Unfortunately, the black button against the black background of the unit didn’t seem to be very noticeable to many people. On top of that, the Ring unit was much smaller than the original doorbell box, so the area around the outside of the Ring unit that was previously covered up by the original doorbell box was discolored compared to the rest of the door on the outside. The area under the original doorbell box also had a mounting hole that was now visible, so it stuck out. On the inside the door had been painted around the original doorbell box, so when I removed it, the area around the Ring unit was unpainted.
I decided to use my laser cutter / engraver to create a frame around the outside and inside of the doorbell to not only cover up the “blemishes”, but to also create a custom “Welcome” sign on the outside, and a custom sign for the inside. I saved all the parts for the original unit so I could put everything back the way it was, when I move out.
I had three goals with this project:
- Experiment with creating signs using basswood on my xTool Laserbox Rotary.
- Cover up the “blemishes” around the Peephole Cam Doorbell.
- Design things such that, when I move out, you can’t tell I ever changed anything.
The first and second goals are kind of self-explanatory. The third goal involved not adding any holes to the door.

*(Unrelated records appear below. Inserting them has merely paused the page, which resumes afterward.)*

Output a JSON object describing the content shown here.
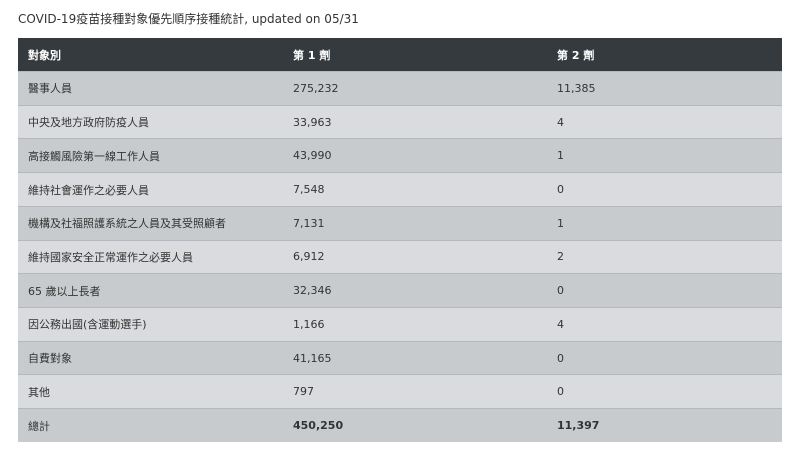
{
  "page": {
    "title": "COVID-19疫苗接種對象優先順序接種統計, updated on 05/31"
  },
  "chart_data": {
    "type": "table",
    "columns": [
      "對象別",
      "第 1 劑",
      "第 2 劑"
    ],
    "rows": [
      [
        "醫事人員",
        "275,232",
        "11,385"
      ],
      [
        "中央及地方政府防疫人員",
        "33,963",
        "4"
      ],
      [
        "高接觸風險第一線工作人員",
        "43,990",
        "1"
      ],
      [
        "維持社會運作之必要人員",
        "7,548",
        "0"
      ],
      [
        "機構及社福照護系統之人員及其受照顧者",
        "7,131",
        "1"
      ],
      [
        "維持國家安全正常運作之必要人員",
        "6,912",
        "2"
      ],
      [
        "65 歲以上長者",
        "32,346",
        "0"
      ],
      [
        "因公務出國(含運動選手)",
        "1,166",
        "4"
      ],
      [
        "自費對象",
        "41,165",
        "0"
      ],
      [
        "其他",
        "797",
        "0"
      ],
      [
        "總計",
        "450,250",
        "11,397"
      ]
    ]
  },
  "colors": {
    "header_bg": "#353a3f",
    "row_odd": "#c8cbce",
    "row_even": "#d9dbde"
  }
}
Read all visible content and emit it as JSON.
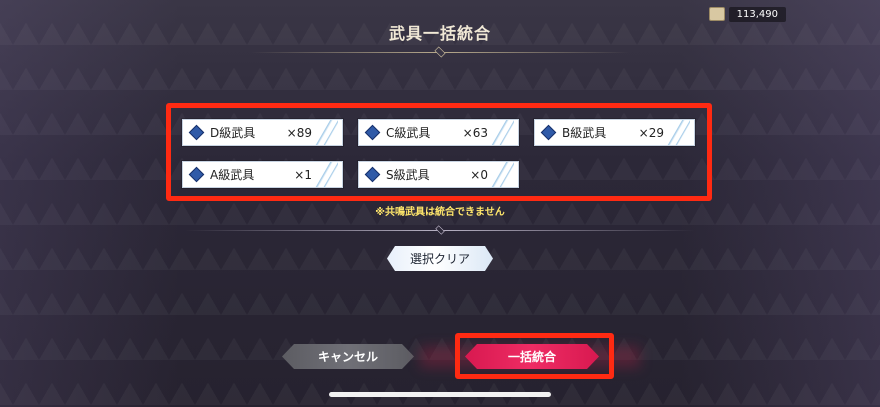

When I removed the original doorbell box, there were visible mounting holes, not covered up by the Ring unit. I decided to use one of these holes to mount the frame on the outside, as well as on the inside.
As I mentioned, I didn’t want to put any additional holes in the door, so I made use of the existing mounting hole (circled in red) that was exposed from the original doorbell. In this case, that hole is right on the center of the “C” in “WELCOME”.
On the inside, the existing mounting hole (circled in red) was near the bottom of the sign. These holes weren’t drilled after the fact. Each mounting hole was part of the design file for each sign and I am using the exact screw that goes in this hole on the original unit.